Low-Dose Adenovirus Vaccine Encoding Chimeric Hepatitis B Virus Surface Antigen-Human Papillomavirus Type 16 E7 Proteins Induces Enhanced E7-Specific Antibody and Cytotoxic T-Cell Responses

Gentherapie von Tumoren, Deutsches Krebsforschungszentum (DKFZ), and Institut für Angewandte Tumorbiologie, Ruprecht-Karls Universität, Im Neuenheimer Feld 280/220, D-69120 Heidelberg, Germany,¹ Molekulare Immunologie, DKFZ, Im Neuenheimer Feld 280, D-69120 Heidelberg, Germany,² Laboratory of Mammalian Cell Biology and Development, The Rockefeller University, 1230 York Avenue, New York 10021, New York,³ Laboratory of Animal Resources, European Molecular Biology Laboratory, Meyerhofstrasse 1, D-69012 Heidelberg, Germany,⁴ Angewandte Tumorvirologie, DKFZ, Im Neuenheimer Feld 242, D-69120 Heidelberg, Germany⁵

Received 23 February 2005/ Accepted 19 July 2005

Induction of effective immune responses may help prevent cancer progression.
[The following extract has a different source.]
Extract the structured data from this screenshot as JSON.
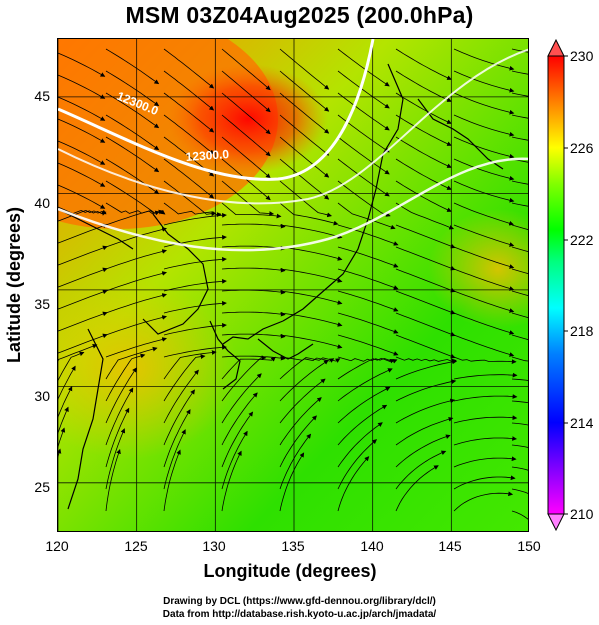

Tumor-specific antigens, such as those of human papillomaviruses involved in cervical cancer, are targets with limited intrinsic immunogenicity. Here we show that immunization with low doses (10⁶ infectious units/dose) of a recombinant human adenovirus type 5 encoding a fusion of the E7 oncoprotein of human papillomavirus type 16 to the carboxyl terminus of the surface antigen of hepatitis B virus (HBsAg) induces remarkable E7-specific humoral and cellular immune responses. The HBsAg/E7 fusion protein assembled efficiently into virus-like particles, which stimulated antibody responses against both carrier and foreign antigens, and evoked antigen-specific kill of an indicator cell population in vivo. Antibody and T-cell responses were significantly higher than those induced by a control adenovirus vector expressing wild-type E7. Such responses were not affected by preexisting immunity against either HBsAg or adenovirus. These data demonstrate that the presence of E7 on HBsAg particles does not interfere with particle secretion, as it occurs with bigger proteins fused to the C terminus of HBsAg, and results in enhancement of CD8⁺-mediated T-cell responses to E7. Thus, fusion to HBsAg is a convenient strategy for developing cervical cancer therapeutic vaccines, since it enhances the immunogenicity of E7 while turning it into an innocuous secreted fusion protein.